The results “have important implications for the early detection and monitoring of AD, because APOE carrier status seems to exert a strong influence on the cognitive and anatomic expression of the disease” (Proc. Natl. Acad. Sci. U.S.A. 2010 May 17 [doi: 10.1073/pnas.1001412107]).
The e4 allele is “the major genetic risk factor” for AD and is one of the three major alleles of the APOE gene, which codes for a lipid transport protein. Previously available data on the association between APOE allele carrier status and phenotypic differences have varied or have been inconsistent, according to the investigators.
To address concerns over possible misdiagnoses, Dr. Wolk included cerebrospinal fluid testing data to improve the accuracy of the diagnosis of Alzheimer's disease in the study's 67 e4 carriers and 24 noncarriers.
The APOE e4 carriers had significantly greater impairments in delayed recall as well as recognition memory and memory retention. In comparison, non-carriers showed significantly greater impairments in tests of working memory, executive control, and lexical access.

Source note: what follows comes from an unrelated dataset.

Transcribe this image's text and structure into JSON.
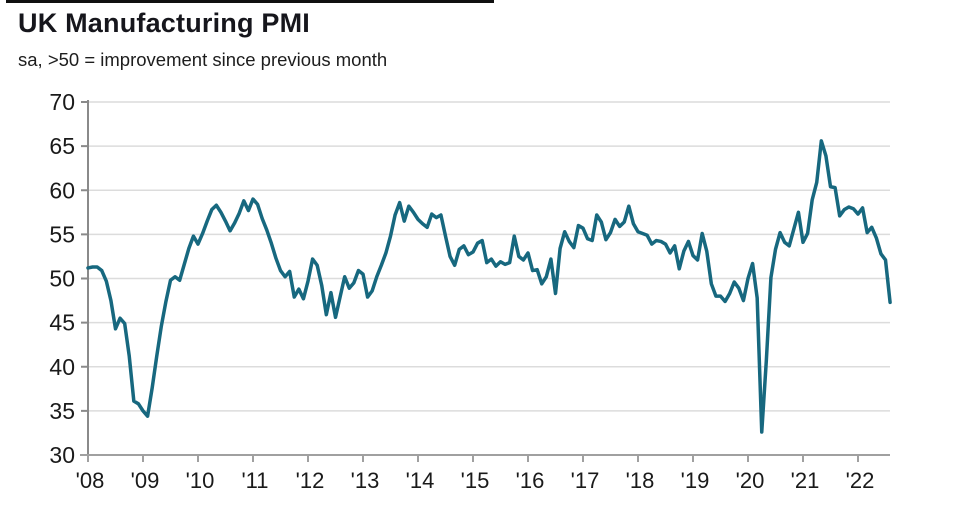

In a statement from the university, Dr. Wolk's co-author, Dr. Bradford Dickerson of Massachusetts General Hospital, Boston, referred to recent studies describing differences in the way in which Alzheimer's patients responded to drugs, based on whether they had the APOE e4 allele or not. “Rather than restricting trials exclusively to patients with or without APOE e4, the results suggest that different behavioral and brain measures might be a useful approach to consider in evaluating investigational drugs,” he said.
Disclosures: The authors had no conflicts of interest to disclose. The study was primarily funded by the ADNI, which is funded by the National Institute of Aging and the National Institute of Biomedical Imaging and Bioengineering, and the Foundation for the National Institutes of Health, through contributions from several pharmaceutical companies.